The original post seemed to insinuate that if humans could be as selfless as other animals are at times, then we would have transcended the inherent selfishness that has been evolutionarily bred into us. Now it seems like he's saying that's not his point, and none of the follow up questions and answers have made anything any clearer to me.

@Fred_Snerd Like I said, I thought I knew what your message was, but it's been contradicted and you have not been able to help me since...

@Fred_Snerd No, I already explained what I thought you were trying to say. I'll quote myself, "The original post seemed to insinuate that if humans could be as selfless as other animals are at times, then we would have transcended the inherent selfishness that has been evolutionarily bred into us."

@Fred_Snerd "An animal" would be one of "other animals" unless you are specifically referring to one and only one other animal on the face of the planet. In which case it is disingenuous to describe it as such instead of by name/specifics.
All of this begs the question, however, that you know I'm not understanding, you know what you mean, you think someone else deciphered your coded message already (which I'm not certain that's true), yet you won't just spell out what the hell you're trying to say. Not sure why I'm still bothering with this in light of all that...

How about it @Gwendolyn2018? What's the big secret answer to Fred's riddle?

@Gwendolyn2018 So I was right and no one here knows what he's trying too say but him. Cool. Cool cool cool.
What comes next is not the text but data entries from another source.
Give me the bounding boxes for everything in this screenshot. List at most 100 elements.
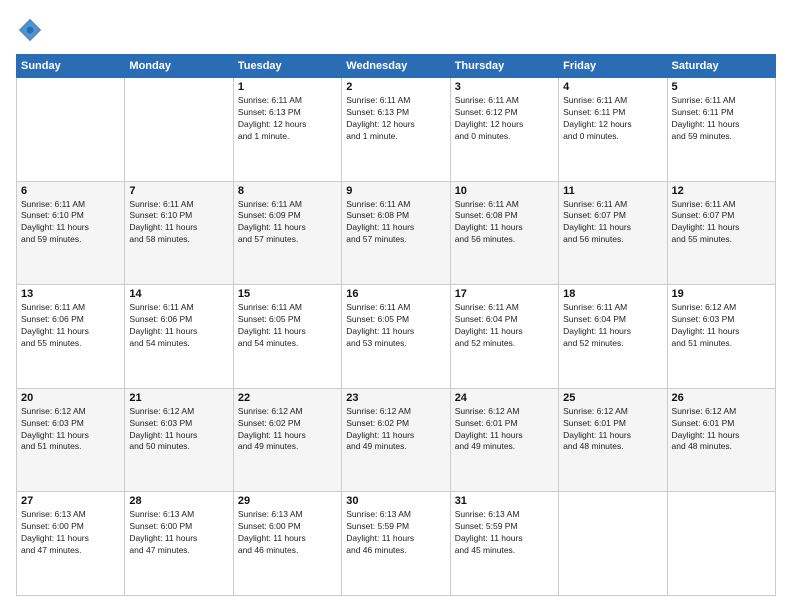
weekday-header: Tuesday	[233, 55, 341, 78]
day-number: 29	[238, 495, 337, 507]
cell-content: Sunrise: 6:11 AM Sunset: 6:06 PM Dayligh…	[21, 302, 120, 350]
weekday-header: Friday	[559, 55, 667, 78]
calendar-cell: 21 Sunrise: 6:12 AM Sunset: 6:03 PM Dayli…	[125, 388, 233, 492]
calendar-cell: 12 Sunrise: 6:11 AM Sunset: 6:07 PM Dayli…	[667, 181, 775, 285]
calendar-cell: 4 Sunrise: 6:11 AM Sunset: 6:11 PM Daylig…	[559, 78, 667, 182]
calendar-cell: 27Sunrise: 6:13 AM Sunset: 6:00 PM Dayli…	[17, 492, 125, 596]
day-number: 14	[129, 288, 228, 300]
cell-content: Sunrise: 6:11 AM Sunset: 6:07 PM Dayligh…	[672, 199, 771, 247]
cell-content: Sunrise: 6:11 AM Sunset: 6:07 PM Dayligh…	[563, 199, 662, 247]
calendar-cell: 9 Sunrise: 6:11 AM Sunset: 6:08 PM Daylig…	[342, 181, 450, 285]
calendar-cell: 25 Sunrise: 6:12 AM Sunset: 6:01 PM Dayli…	[559, 388, 667, 492]
cell-content: Sunrise: 6:12 AM Sunset: 6:03 PM Dayligh…	[129, 406, 228, 454]
cell-content: Sunrise: 6:13 AM Sunset: 6:00 PM Dayligh…	[238, 509, 337, 557]
day-number: 19	[672, 288, 771, 300]
cell-content: Sunrise: 6:11 AM Sunset: 6:04 PM Dayligh…	[455, 302, 554, 350]
cell-content: Sunrise: 6:11 AM Sunset: 6:08 PM Dayligh…	[346, 199, 445, 247]
day-number: 7	[129, 185, 228, 197]
day-number: 23	[346, 392, 445, 404]
calendar-week-row: 6 Sunrise: 6:11 AM Sunset: 6:10 PM Daylig…	[17, 181, 776, 285]
calendar-cell: 14Sunrise: 6:11 AM Sunset: 6:06 PM Dayli…	[125, 285, 233, 389]
calendar-week-row: 13 Sunrise: 6:11 AM Sunset: 6:06 PM Dayli…	[17, 285, 776, 389]
calendar-table: SundayMondayTuesdayWednesdayThursdayFrid…	[16, 54, 776, 596]
weekday-header: Thursday	[450, 55, 558, 78]
calendar-cell: 3Sunrise: 6:11 AM Sunset: 6:12 PM Daylig…	[450, 78, 558, 182]
calendar-cell: 1Sunrise: 6:11 AM Sunset: 6:13 PM Daylig…	[233, 78, 341, 182]
cell-content: Sunrise: 6:12 AM Sunset: 6:03 PM Dayligh…	[672, 302, 771, 350]
day-number: 4	[563, 81, 662, 93]
day-number: 12	[672, 185, 771, 197]
cell-content: Sunrise: 6:11 AM Sunset: 6:05 PM Dayligh…	[346, 302, 445, 350]
calendar-cell: 19 Sunrise: 6:12 AM Sunset: 6:03 PM Dayli…	[667, 285, 775, 389]
day-number: 3	[455, 81, 554, 93]
cell-content: Sunrise: 6:12 AM Sunset: 6:01 PM Dayligh…	[563, 406, 662, 454]
day-number: 18	[563, 288, 662, 300]
cell-content: Sunrise: 6:11 AM Sunset: 6:09 PM Dayligh…	[238, 199, 337, 247]
day-number: 5	[672, 81, 771, 93]
cell-content: Sunrise: 6:12 AM Sunset: 6:02 PM Dayligh…	[238, 406, 337, 454]
calendar-cell: 15 Sunrise: 6:11 AM Sunset: 6:05 PM Dayli…	[233, 285, 341, 389]
calendar-cell	[559, 492, 667, 596]
day-number: 11	[563, 185, 662, 197]
cell-content: Sunrise: 6:11 AM Sunset: 6:11 PM Dayligh…	[563, 95, 662, 143]
calendar-cell: 16 Sunrise: 6:11 AM Sunset: 6:05 PM Dayli…	[342, 285, 450, 389]
calendar-cell: 8Sunrise: 6:11 AM Sunset: 6:09 PM Daylig…	[233, 181, 341, 285]
weekday-header: Sunday	[17, 55, 125, 78]
day-number: 1	[238, 81, 337, 93]
calendar-cell	[125, 78, 233, 182]
day-number: 17	[455, 288, 554, 300]
cell-content: Sunrise: 6:11 AM Sunset: 6:08 PM Dayligh…	[455, 199, 554, 247]
day-number: 10	[455, 185, 554, 197]
day-number: 28	[129, 495, 228, 507]
day-number: 24	[455, 392, 554, 404]
calendar-cell: 18 Sunrise: 6:11 AM Sunset: 6:04 PM Dayli…	[559, 285, 667, 389]
cell-content: Sunrise: 6:13 AM Sunset: 5:59 PM Dayligh…	[455, 509, 554, 557]
logo	[16, 16, 48, 44]
day-number: 25	[563, 392, 662, 404]
day-number: 16	[346, 288, 445, 300]
day-number: 20	[21, 392, 120, 404]
calendar-cell: 17 Sunrise: 6:11 AM Sunset: 6:04 PM Dayli…	[450, 285, 558, 389]
calendar-cell	[667, 492, 775, 596]
calendar-cell: 26Sunrise: 6:12 AM Sunset: 6:01 PM Dayli…	[667, 388, 775, 492]
calendar-cell: 28 Sunrise: 6:13 AM Sunset: 6:00 PM Dayli…	[125, 492, 233, 596]
cell-content: Sunrise: 6:13 AM Sunset: 6:00 PM Dayligh…	[21, 509, 120, 557]
calendar-cell: 31 Sunrise: 6:13 AM Sunset: 5:59 PM Dayli…	[450, 492, 558, 596]
calendar-week-row: 20 Sunrise: 6:12 AM Sunset: 6:03 PM Dayli…	[17, 388, 776, 492]
cell-content: Sunrise: 6:12 AM Sunset: 6:01 PM Dayligh…	[672, 406, 771, 454]
cell-content: Sunrise: 6:12 AM Sunset: 6:03 PM Dayligh…	[21, 406, 120, 454]
calendar-header: SundayMondayTuesdayWednesdayThursdayFrid…	[17, 55, 776, 78]
calendar-cell: 2Sunrise: 6:11 AM Sunset: 6:13 PM Daylig…	[342, 78, 450, 182]
weekday-header: Saturday	[667, 55, 775, 78]
calendar-cell: 13 Sunrise: 6:11 AM Sunset: 6:06 PM Dayli…	[17, 285, 125, 389]
cell-content: Sunrise: 6:11 AM Sunset: 6:04 PM Dayligh…	[563, 302, 662, 350]
calendar-cell: 5 Sunrise: 6:11 AM Sunset: 6:11 PM Daylig…	[667, 78, 775, 182]
cell-content: Sunrise: 6:11 AM Sunset: 6:05 PM Dayligh…	[238, 302, 337, 350]
cell-content: Sunrise: 6:11 AM Sunset: 6:10 PM Dayligh…	[21, 199, 120, 247]
calendar-cell: 7 Sunrise: 6:11 AM Sunset: 6:10 PM Daylig…	[125, 181, 233, 285]
day-number: 2	[346, 81, 445, 93]
day-number: 13	[21, 288, 120, 300]
day-number: 31	[455, 495, 554, 507]
day-number: 15	[238, 288, 337, 300]
cell-content: Sunrise: 6:11 AM Sunset: 6:11 PM Dayligh…	[672, 95, 771, 143]
cell-content: Sunrise: 6:13 AM Sunset: 5:59 PM Dayligh…	[346, 509, 445, 557]
day-number: 22	[238, 392, 337, 404]
calendar-cell: 22 Sunrise: 6:12 AM Sunset: 6:02 PM Dayli…	[233, 388, 341, 492]
calendar-cell	[17, 78, 125, 182]
weekday-header: Wednesday	[342, 55, 450, 78]
header	[16, 16, 776, 44]
calendar-cell: 30Sunrise: 6:13 AM Sunset: 5:59 PM Dayli…	[342, 492, 450, 596]
calendar-week-row: 27Sunrise: 6:13 AM Sunset: 6:00 PM Dayli…	[17, 492, 776, 596]
calendar-body: 1Sunrise: 6:11 AM Sunset: 6:13 PM Daylig…	[17, 78, 776, 596]
day-number: 6	[21, 185, 120, 197]
cell-content: Sunrise: 6:12 AM Sunset: 6:02 PM Dayligh…	[346, 406, 445, 454]
day-number: 21	[129, 392, 228, 404]
cell-content: Sunrise: 6:11 AM Sunset: 6:10 PM Dayligh…	[129, 199, 228, 247]
day-number: 9	[346, 185, 445, 197]
calendar-cell: 23 Sunrise: 6:12 AM Sunset: 6:02 PM Dayli…	[342, 388, 450, 492]
cell-content: Sunrise: 6:13 AM Sunset: 6:00 PM Dayligh…	[129, 509, 228, 557]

@Fred_Snerd I'm not convinced it really matters what you're using the word "animal" to represent. If you simply replace it with the variable X, your statement would read, "If we were as selfless as X can be, we would together transcend our nature." If X represents something that can be selfless, the statement is rather obvious and seen as circular reasoning to anyone that recognizes man cannot act selflessly. (i.e. If man acted beyond his nature, he would have transcended his nature.) If X represents something that can't act selflessly, then the statement is nonsensical because the first two conditions in the statement wouldn't match, thus rendering the remainder of the statement moot. It would be akin to saying, "If the Bible were as true as a mathematics textbook, then XYZ." The remainder of that statement is largely irrelevant because the Bible necessarily isn't as true as a mathematics textbook, so it's pure nonsense to talk about what it would mean if it were. I mean, that doesn't mean people wouldn't at times engage in such nonsensical discussions, but in no way should they be treated as profound or valuable.

So I think it's clear that I've put more thought into this than anyone else, and I still can't ascertain your point. Given that no one else could either, it stands to reason that you should either explain what you mean in plain English, or admit that the point you thought you were making doesn't hold water and you have secretly abandoned it during the course of this discussion.

@Fred_Snerd That "generalization" was based on evidence, and I'm fully willing to retract it once someone posts a plausible explanation. The only person you thought knew what you were trying to say agreed that not only was your point unclear, she thinks most or all others don't know either.

I already stated that your post, as it currently stands, is how I originally read it, but that I cannot, obviously, account for it at a time before I knew it existed.

"Altruism is an illusion, but it does have real mechanisms and outcomes."

Was this the point of the OP, or a rebuttal to something I said specifically? Honestly since the OP is so indecipherable, I can't tell. Either way, I suppose I need to ask how you ascribe outcomes to an illusion?

@Fred_Snerd
YOU'RE THE ONE WASTING TIME?!? Fuck me, that's rich. Not a single person knows what the fuck you're talking about, I try WAY harder than I should have considering your posts started to sound like KWAPELL's, I lay out a correlative analogy that all but proves your OP is complete nonsense, you still refuse to tell us what you meant to prove me wrong, and I'm the one wasting your time?
Good riddance.

1

Interesting metaphysical premise, but is completely wrong according to evolutionary principles.